Cellular Membrane Potential and Ion Concentration
Membrane Structure and Ion Distribution
- Cells are enveloped by membranes separating inner and outer environments.
- Ions (positively and negatively charged) have unequal distribution across the membrane, creating concentration and charge differences.
Resting Membrane Potential
- Established by concentration differences and membrane permeability.
- Outside the Cell: Higher concentration of Na+ (sodium), Cl- (chloride), Ca2+ (calcium).
- Inside the Cell: Higher concentration of K+ (potassium) and anions (A-).
- Anions include amino acids and proteins produced by the cell.
Sodium-Potassium Pump
- Uses ATP to exchange 3 Na+ ions out of the cell for 2 K+ ions into the cell.
- Helps establish the concentration gradient for potassium and sodium.
Potassium Dynamics
- Concentration: 150 mMol/L inside, 5 mMol/L outside.
- Potassium moves out due to a concentration gradient using potassium leak and inward rectifier channels.
- Loss of K+ leaves negative anions inside, creating an electrostatic gradient.
Equilibrium and Electrostatic Gradient
- Equilibrium potential (Nernst potential) for potassium: -92 mV.
- Equilibrium potential is where concentration gradient equals electrostatic gradient.
Nernst Equation
- Used to calculate equilibrium potential for each ion:
- Single charge ion:
Vm = 61.5 * log([ion outside]/[ion inside])
- Double charge ion:
Vm = 30.75 * log([ion outside]/[ion inside])
Ion Concentrations and Potentials
- Potassium: 150 mMol/L inside, 5 mMol/L outside, Equilibrium: -92 mV.
- Sodium: Equilibrium: +67 mV.
- Chloride: Equilibrium: -86 mV (flipped due to negative charge).
- Calcium: Equilibrium: +123 mV.
- Concentration gradients move ions from high to low concentration.
- Potassium moves out, calcium, sodium, and chloride move in.
Resting Membrane Potential
- Sum of individual ion potentials influenced by their movement across the membrane.
- Potassium is the major contributor to resting membrane potential (~90% of ions moving).
- Calculation:
- 90% of K+ (-81 mV) + 1% of Ca2+ (1.23 mV) + 1% of Na+ (0.67 mV) + 8% of Cl- (-6.88 mV) = -86 mV.

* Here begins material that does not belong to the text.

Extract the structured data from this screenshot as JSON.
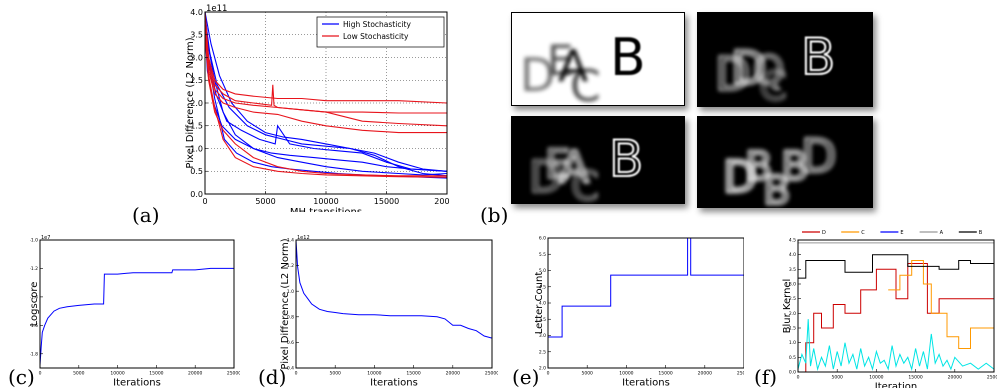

Adjusting Membrane Potential
- Cell can alter resting potential by changing permeability to different ions (adding/removing ion channels).
Recap
- Ion equilibrium potential: where concentration gradient equals electrostatic gradient.
- Calculated using the Nernst equation.
- Resting membrane potential is a summation of these potentials, governed by ion permeability.